Большинство гончих были русские богряненько пять-шесть собак англо-русских. На взгляд непонимающего человека они казались грубоватыми, непородистыми собаками, и, признаюсь, мне они такими и показались сначала. Потом, при более близком знакомстве  под влиянием Сашиных и Озеровских Объяснений я понял их звероватую красоту, понял их экстерьер, для которого нет расстояний, нет усталости.

- Вы посмотрите, - Говорит Саша – в них есть что-то волчье и глаза немного раскосые и голова клином и спина немного покатая к заду. Но ухо у них висячее, небольшое, треугольное. Смотрите, какая грудь глубокая, а ширина груди!

Вдоволь налюбовавшись на гончих, я прошу Данила Ивановича показать борзых. Идем мимо каких- то строений, мимо громадной горы лошадиных костей. Нас сопровождают борзые и Гончие щенки.

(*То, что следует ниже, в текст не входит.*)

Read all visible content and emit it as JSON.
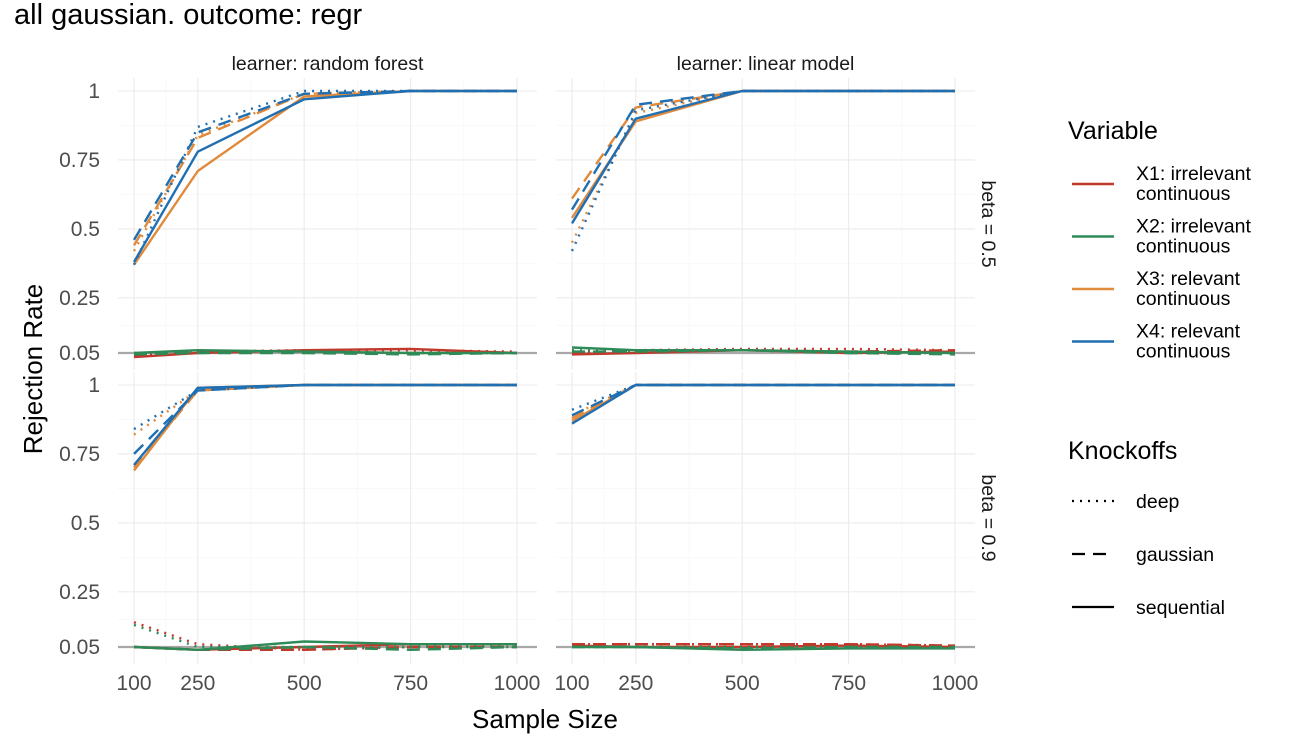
{
  "title": "all gaussian. outcome: regr",
  "chart_data": {
    "type": "line",
    "title": "all gaussian. outcome: regr",
    "xlabel": "Sample Size",
    "ylabel": "Rejection Rate",
    "x_ticks": [
      100,
      250,
      500,
      750,
      1000
    ],
    "y_ticks": [
      0.05,
      0.25,
      0.5,
      0.75,
      1
    ],
    "y_tick_labels": [
      "0.05",
      "0.25",
      "0.5",
      "0.75",
      "1"
    ],
    "xlim": [
      100,
      1000
    ],
    "ylim": [
      0.05,
      1
    ],
    "reference_line": 0.05,
    "grid": true,
    "legend_position": "right",
    "legend": {
      "variable_title": "Variable",
      "variables": [
        {
          "line1": "X1: irrelevant",
          "line2": "continuous",
          "color": "#c0392b"
        },
        {
          "line1": "X2: irrelevant",
          "line2": "continuous",
          "color": "#2e8b57"
        },
        {
          "line1": "X3: relevant",
          "line2": "continuous",
          "color": "#e08a3c"
        },
        {
          "line1": "X4: relevant",
          "line2": "continuous",
          "color": "#1f6fb2"
        }
      ],
      "knockoffs_title": "Knockoffs",
      "knockoffs": [
        {
          "label": "deep",
          "dash": "2,6"
        },
        {
          "label": "gaussian",
          "dash": "13,8"
        },
        {
          "label": "sequential",
          "dash": ""
        }
      ]
    },
    "panels": [
      {
        "col_label": "learner: random forest",
        "series": [
          {
            "variable": 0,
            "knockoff": 0,
            "x": [
              100,
              250,
              500,
              750,
              1000
            ],
            "y": [
              0.04,
              0.055,
              0.06,
              0.06,
              0.055
            ]
          },
          {
            "variable": 0,
            "knockoff": 1,
            "x": [
              100,
              250,
              500,
              750,
              1000
            ],
            "y": [
              0.04,
              0.055,
              0.055,
              0.05,
              0.05
            ]
          },
          {
            "variable": 0,
            "knockoff": 2,
            "x": [
              100,
              250,
              500,
              750,
              1000
            ],
            "y": [
              0.035,
              0.05,
              0.06,
              0.065,
              0.05
            ]
          },
          {
            "variable": 1,
            "knockoff": 0,
            "x": [
              100,
              250,
              500,
              750,
              1000
            ],
            "y": [
              0.05,
              0.055,
              0.055,
              0.05,
              0.05
            ]
          },
          {
            "variable": 1,
            "knockoff": 1,
            "x": [
              100,
              250,
              500,
              750,
              1000
            ],
            "y": [
              0.045,
              0.05,
              0.05,
              0.045,
              0.05
            ]
          },
          {
            "variable": 1,
            "knockoff": 2,
            "x": [
              100,
              250,
              500,
              750,
              1000
            ],
            "y": [
              0.05,
              0.06,
              0.055,
              0.05,
              0.05
            ]
          },
          {
            "variable": 2,
            "knockoff": 0,
            "x": [
              100,
              250,
              500,
              750,
              1000
            ],
            "y": [
              0.42,
              0.84,
              0.99,
              1.0,
              1.0
            ]
          },
          {
            "variable": 2,
            "knockoff": 1,
            "x": [
              100,
              250,
              500,
              750,
              1000
            ],
            "y": [
              0.44,
              0.83,
              0.99,
              1.0,
              1.0
            ]
          },
          {
            "variable": 2,
            "knockoff": 2,
            "x": [
              100,
              250,
              500,
              750,
              1000
            ],
            "y": [
              0.37,
              0.71,
              0.98,
              1.0,
              1.0
            ]
          },
          {
            "variable": 3,
            "knockoff": 0,
            "x": [
              100,
              250,
              500,
              750,
              1000
            ],
            "y": [
              0.37,
              0.87,
              1.0,
              1.0,
              1.0
            ]
          },
          {
            "variable": 3,
            "knockoff": 1,
            "x": [
              100,
              250,
              500,
              750,
              1000
            ],
            "y": [
              0.46,
              0.85,
              0.99,
              1.0,
              1.0
            ]
          },
          {
            "variable": 3,
            "knockoff": 2,
            "x": [
              100,
              250,
              500,
              750,
              1000
            ],
            "y": [
              0.38,
              0.78,
              0.97,
              1.0,
              1.0
            ]
          }
        ]
      },
      {
        "col_label": "learner: linear model",
        "row_label": "beta = 0.5",
        "series": [
          {
            "variable": 0,
            "knockoff": 0,
            "x": [
              100,
              250,
              500,
              750,
              1000
            ],
            "y": [
              0.05,
              0.06,
              0.065,
              0.065,
              0.06
            ]
          },
          {
            "variable": 0,
            "knockoff": 1,
            "x": [
              100,
              250,
              500,
              750,
              1000
            ],
            "y": [
              0.05,
              0.06,
              0.06,
              0.055,
              0.06
            ]
          },
          {
            "variable": 0,
            "knockoff": 2,
            "x": [
              100,
              250,
              500,
              750,
              1000
            ],
            "y": [
              0.045,
              0.05,
              0.06,
              0.05,
              0.055
            ]
          },
          {
            "variable": 1,
            "knockoff": 0,
            "x": [
              100,
              250,
              500,
              750,
              1000
            ],
            "y": [
              0.06,
              0.055,
              0.06,
              0.05,
              0.05
            ]
          },
          {
            "variable": 1,
            "knockoff": 1,
            "x": [
              100,
              250,
              500,
              750,
              1000
            ],
            "y": [
              0.055,
              0.055,
              0.06,
              0.05,
              0.045
            ]
          },
          {
            "variable": 1,
            "knockoff": 2,
            "x": [
              100,
              250,
              500,
              750,
              1000
            ],
            "y": [
              0.07,
              0.06,
              0.06,
              0.055,
              0.05
            ]
          },
          {
            "variable": 2,
            "knockoff": 0,
            "x": [
              100,
              250,
              500,
              750,
              1000
            ],
            "y": [
              0.45,
              0.92,
              1.0,
              1.0,
              1.0
            ]
          },
          {
            "variable": 2,
            "knockoff": 1,
            "x": [
              100,
              250,
              500,
              750,
              1000
            ],
            "y": [
              0.61,
              0.94,
              1.0,
              1.0,
              1.0
            ]
          },
          {
            "variable": 2,
            "knockoff": 2,
            "x": [
              100,
              250,
              500,
              750,
              1000
            ],
            "y": [
              0.54,
              0.89,
              1.0,
              1.0,
              1.0
            ]
          },
          {
            "variable": 3,
            "knockoff": 0,
            "x": [
              100,
              250,
              500,
              750,
              1000
            ],
            "y": [
              0.42,
              0.93,
              1.0,
              1.0,
              1.0
            ]
          },
          {
            "variable": 3,
            "knockoff": 1,
            "x": [
              100,
              250,
              500,
              750,
              1000
            ],
            "y": [
              0.57,
              0.95,
              1.0,
              1.0,
              1.0
            ]
          },
          {
            "variable": 3,
            "knockoff": 2,
            "x": [
              100,
              250,
              500,
              750,
              1000
            ],
            "y": [
              0.52,
              0.9,
              1.0,
              1.0,
              1.0
            ]
          }
        ]
      },
      {
        "series": [
          {
            "variable": 0,
            "knockoff": 0,
            "x": [
              100,
              250,
              500,
              750,
              1000
            ],
            "y": [
              0.14,
              0.06,
              0.04,
              0.05,
              0.06
            ]
          },
          {
            "variable": 0,
            "knockoff": 1,
            "x": [
              100,
              250,
              500,
              750,
              1000
            ],
            "y": [
              0.05,
              0.04,
              0.04,
              0.05,
              0.05
            ]
          },
          {
            "variable": 0,
            "knockoff": 2,
            "x": [
              100,
              250,
              500,
              750,
              1000
            ],
            "y": [
              0.05,
              0.04,
              0.05,
              0.06,
              0.06
            ]
          },
          {
            "variable": 1,
            "knockoff": 0,
            "x": [
              100,
              250,
              500,
              750,
              1000
            ],
            "y": [
              0.13,
              0.05,
              0.05,
              0.05,
              0.05
            ]
          },
          {
            "variable": 1,
            "knockoff": 1,
            "x": [
              100,
              250,
              500,
              750,
              1000
            ],
            "y": [
              0.05,
              0.04,
              0.05,
              0.04,
              0.05
            ]
          },
          {
            "variable": 1,
            "knockoff": 2,
            "x": [
              100,
              250,
              500,
              750,
              1000
            ],
            "y": [
              0.05,
              0.04,
              0.07,
              0.06,
              0.06
            ]
          },
          {
            "variable": 2,
            "knockoff": 0,
            "x": [
              100,
              250,
              500,
              750,
              1000
            ],
            "y": [
              0.82,
              0.98,
              1.0,
              1.0,
              1.0
            ]
          },
          {
            "variable": 2,
            "knockoff": 1,
            "x": [
              100,
              250,
              500,
              750,
              1000
            ],
            "y": [
              0.7,
              0.98,
              1.0,
              1.0,
              1.0
            ]
          },
          {
            "variable": 2,
            "knockoff": 2,
            "x": [
              100,
              250,
              500,
              750,
              1000
            ],
            "y": [
              0.69,
              0.99,
              1.0,
              1.0,
              1.0
            ]
          },
          {
            "variable": 3,
            "knockoff": 0,
            "x": [
              100,
              250,
              500,
              750,
              1000
            ],
            "y": [
              0.84,
              0.98,
              1.0,
              1.0,
              1.0
            ]
          },
          {
            "variable": 3,
            "knockoff": 1,
            "x": [
              100,
              250,
              500,
              750,
              1000
            ],
            "y": [
              0.75,
              0.98,
              1.0,
              1.0,
              1.0
            ]
          },
          {
            "variable": 3,
            "knockoff": 2,
            "x": [
              100,
              250,
              500,
              750,
              1000
            ],
            "y": [
              0.71,
              0.99,
              1.0,
              1.0,
              1.0
            ]
          }
        ]
      },
      {
        "row_label": "beta = 0.9",
        "series": [
          {
            "variable": 0,
            "knockoff": 0,
            "x": [
              100,
              250,
              500,
              750,
              1000
            ],
            "y": [
              0.06,
              0.06,
              0.06,
              0.06,
              0.055
            ]
          },
          {
            "variable": 0,
            "knockoff": 1,
            "x": [
              100,
              250,
              500,
              750,
              1000
            ],
            "y": [
              0.06,
              0.06,
              0.06,
              0.06,
              0.055
            ]
          },
          {
            "variable": 0,
            "knockoff": 2,
            "x": [
              100,
              250,
              500,
              750,
              1000
            ],
            "y": [
              0.055,
              0.05,
              0.05,
              0.055,
              0.05
            ]
          },
          {
            "variable": 1,
            "knockoff": 0,
            "x": [
              100,
              250,
              500,
              750,
              1000
            ],
            "y": [
              0.05,
              0.05,
              0.05,
              0.05,
              0.045
            ]
          },
          {
            "variable": 1,
            "knockoff": 1,
            "x": [
              100,
              250,
              500,
              750,
              1000
            ],
            "y": [
              0.05,
              0.05,
              0.045,
              0.05,
              0.05
            ]
          },
          {
            "variable": 1,
            "knockoff": 2,
            "x": [
              100,
              250,
              500,
              750,
              1000
            ],
            "y": [
              0.05,
              0.05,
              0.04,
              0.045,
              0.045
            ]
          },
          {
            "variable": 2,
            "knockoff": 0,
            "x": [
              100,
              250,
              500,
              750,
              1000
            ],
            "y": [
              0.89,
              1.0,
              1.0,
              1.0,
              1.0
            ]
          },
          {
            "variable": 2,
            "knockoff": 1,
            "x": [
              100,
              250,
              500,
              750,
              1000
            ],
            "y": [
              0.88,
              1.0,
              1.0,
              1.0,
              1.0
            ]
          },
          {
            "variable": 2,
            "knockoff": 2,
            "x": [
              100,
              250,
              500,
              750,
              1000
            ],
            "y": [
              0.87,
              1.0,
              1.0,
              1.0,
              1.0
            ]
          },
          {
            "variable": 3,
            "knockoff": 0,
            "x": [
              100,
              250,
              500,
              750,
              1000
            ],
            "y": [
              0.91,
              1.0,
              1.0,
              1.0,
              1.0
            ]
          },
          {
            "variable": 3,
            "knockoff": 1,
            "x": [
              100,
              250,
              500,
              750,
              1000
            ],
            "y": [
              0.89,
              1.0,
              1.0,
              1.0,
              1.0
            ]
          },
          {
            "variable": 3,
            "knockoff": 2,
            "x": [
              100,
              250,
              500,
              750,
              1000
            ],
            "y": [
              0.86,
              1.0,
              1.0,
              1.0,
              1.0
            ]
          }
        ]
      }
    ]
  }
}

Они числятся в щенках и пользуются правом гулять на воле до полугода, а там их запрут на псарном дворе вместе со взрослыми собаками. Несколько щенков борзых и гончих лазают по горе лошадиных костей и с треском отрывают присохшие к ним лоскуты мяса и сухожилий.

Входим во двор к борзым. К нам со всех сторон бегут большие, изящные легкие собаки. Они приветливо машут хвостами и стараются лизнуть в лицо. Первый раз в жизни я видел таких необыкновенно красивых собак и в таком количестве. Так вот они какие, эти борзые собаки! Их, действительно, ни с какими другими не спутаешь. Я с восторгом смотрю на них, глажу их шелковистую шерсть и любуюсь их легкими, ловкими движениями, их пробежкой грациозной, пружинистой.

Саша подробно объясняет мне, как у борзой должно быть затянуто (с.4) ухо, чтобы кончики ушей почти сходились на затылке, как, упаси бог, не должно быть перегиба от лба к носу, какой большой порок подуздоватость, а спина должна быть без переслежины и с напружиной, задние ноги должны быть не прямые, а «в курке» ,правило (хвост) серпом с длинным подвесом и не завалено на бок. Окрас у борзых желателен такой же, как у южно -русских овчарок: то –есть белый, светло-серый, половый, муругий, но не черный, не кофейный. Русские густо -псовые борзые имеют кровь южно -русских овчарок.; от них они получили густую, шелковистую, завитую в кольца псовину, храбрость и злобу к зверю.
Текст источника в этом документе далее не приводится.